このように、従来のスラグ処理は、高温での作業、重機操作による危険、そしてその後の利用に向けた効率的な破砕・選別が重要な課題でした。
JFE物流の取り組みは、特にその中でも最も危険が伴うとされるブルドーザーによる破砕作業を自動化することで、安全性と効率性を大幅に向上させることを目指しています。

従来のスラグ処理は、溶融スラグを徐冷で固化させ、その大きな塊をブルドーザーなどの重機で破砕し、選別する流れでした。特に高温下での重機操作は危険と隣り合わせで、作業員に大きな負担がかかっていました。
どのように自動化するのか
JFE物流がJFEスチール西日本製鉄所(倉敷地区)で進めているスラグ破砕作業の自動化は、ブルドーザーに高度なセンサーと制御システムを搭載することで実現されます。これは、オペレーターが危険な高温環境に立ち入ることなく、安全かつ効率的に作業を進めることを可能にします。
自動化の主要な要素
- 高精度な位置・姿勢推定システム
- GNSS(衛星測位システム): ブルドーザーの正確な位置を特定します。複数の衛星からの信号を受信することで、高い測位精度を確保します。
- IMU(慣性計測装置): ブルドーザーの傾き、角速度、加速度といった姿勢情報をリアルタイムで計測します。
- 傾斜計: 車体の傾きを詳細に把握し、作業中の安定性を確保します。
- これらのセンサー情報を統合することで、ブルドーザー本体だけでなく、スラグを破砕するリッパー(爪)の先端位置や姿勢も高精度に推定します。これにより、自動での精密な破砕動作が可能になります。
- 最適な作業経路の自動算出
- オペレーターは、離れた場所からPCなどで破砕したいスラグの範囲を指示します。
- ブルドーザーに搭載されたシステムは、その指示された範囲内で、最も効率的かつ安全にスラグを破砕するための移動経路を自動で計算します。スラグの形状や分布、地面の状況などを考慮し、最適なルートを生成します。
- 自動走行・自動制御システム
- 算出された経路に基づき、ブルドーザーは自動で走行します。
- スラグの硬さや地形の変化に応じて、リッパーの下げ具合や走行速度を自動で調整しながら、効果的にスラグを破砕します。
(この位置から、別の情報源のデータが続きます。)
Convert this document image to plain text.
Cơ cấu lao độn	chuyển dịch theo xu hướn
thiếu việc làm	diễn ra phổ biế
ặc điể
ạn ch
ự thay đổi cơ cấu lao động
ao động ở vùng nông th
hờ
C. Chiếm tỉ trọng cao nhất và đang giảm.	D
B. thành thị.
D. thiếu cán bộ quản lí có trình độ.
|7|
- このシステムは、刻々と変化する現場の状況に柔軟に対応できるよう設計されており、安定した破砕品質を維持します。
自動化によるメリット
この自動化により、以下のような大きなメリットが期待されています。
- 安全性の向上: オペレーターが直接高温のスラグに近づく必要がなくなるため、火傷や火災のリスクを大幅に低減できます。
- 作業負担の軽減: 過酷な環境での重機操作から解放され、オペレーターの身体的・精神的負担が軽減されます。
- 作業効率の向上: 人為的なミスが減り、最適な経路で効率的に作業が進められるため、全体の処理時間が短縮される可能性があります。
- 人手不足への対応: 熟練の重機オペレーターの確保が困難になる中、自動化は労働力不足への有効な対策となります。
この技術は、スラグ処理における危険な作業をロボット技術で代替し、より安全で持続可能な生産体制を構築するための重要な一歩と言えるでしょう。

ブルドーザーにGNSSやIMUなどのセンサーを搭載し、高精度な位置と姿勢を推定します。これにより、オペレーターが指示した範囲内で、ブルドーザーが最適な経路を自動で算出し、自律的に走行・破砕します。危険な高温作業から人を解放し、安全と効率を両立します。